Lamu has always known how to build for heat, salt air, wind, shade and rain. At The Cabanas, we try to listen to that knowledge wherever we can.
Coral stone.
Coral stone is one of the foundations of how we build here. It is used as the building block, the quiet structure beneath the finish, giving the rooms their weight, coolness and sense of belonging to the coast.
You may not always see it exposed, but it is there in the bones of the buildings. The walls are then finished in practical island ways: rendered, hand-smoothed, painted, repaired and renewed as the salt air, sun and seasons ask of them. Not every material is perfect, and not every finish is ancient or romantic. Concrete, cement-based mixes and paint all have their place in making buildings strong, durable and liveable by the sea.
The point is to use them with care, and to let the older logic of the island still guide the way we build.
Makuti.
The roofs are makuti, palm thatch, woven by hand and made for this climate.
Makuti gives shade, softness and breathability in a way that feels unmistakably coastal.

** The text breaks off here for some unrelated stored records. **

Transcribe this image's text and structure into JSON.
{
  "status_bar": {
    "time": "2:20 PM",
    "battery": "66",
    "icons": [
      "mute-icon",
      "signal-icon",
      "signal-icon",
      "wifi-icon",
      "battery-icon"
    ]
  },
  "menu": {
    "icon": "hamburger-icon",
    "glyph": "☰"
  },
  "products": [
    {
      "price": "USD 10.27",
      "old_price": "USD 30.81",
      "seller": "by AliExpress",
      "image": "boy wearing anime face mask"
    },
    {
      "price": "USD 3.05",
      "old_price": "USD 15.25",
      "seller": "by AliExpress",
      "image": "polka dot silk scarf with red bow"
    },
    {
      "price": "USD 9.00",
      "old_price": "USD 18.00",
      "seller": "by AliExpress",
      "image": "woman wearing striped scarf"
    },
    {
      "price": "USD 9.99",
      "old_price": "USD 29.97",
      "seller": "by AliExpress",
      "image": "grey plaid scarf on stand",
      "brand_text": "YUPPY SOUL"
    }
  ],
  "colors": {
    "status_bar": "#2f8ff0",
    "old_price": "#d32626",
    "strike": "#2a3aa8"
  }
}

It keeps the buildings cooler, gives them their quiet island silhouette, and supports the local skills needed to weave, repair and maintain it.
It is not a perfect material. It needs care. It ages. It must be renewed. But that is part of its honesty. The building stays alive because it is maintained, repaired and looked after.
Hand-finished walls.
Our walls are hand-finished for island life, rendered, painted, touched up, repaired and kept soft in feeling rather than hard or over-polished.
Some finishes include coastal mixes using coral powder and cement, chosen because they are practical in this climate. We are honest about that balance. Building on an island is never impact-free, and the right answer is not always the most romantic one.
For us, the aim is restraint: use local materials where they make sense, avoid unnecessary imported finishes, repair before replacing, and let shade, breeze, texture and proportion do as much of the work as possible.
Why this matters.
Coral stone, makuti, local craft, shade, airflow and repair are not nostalgic choices. They are practical ones. They help buildings stay cooler. They keep knowledge and work close to the community. They make maintenance part of the life of the place. Most importantly, they allow The Cabanas to feel as though it belongs to this coast, rather than being placed on top of it. We are not trying to recreate the past. We are trying to remember what the island already understands.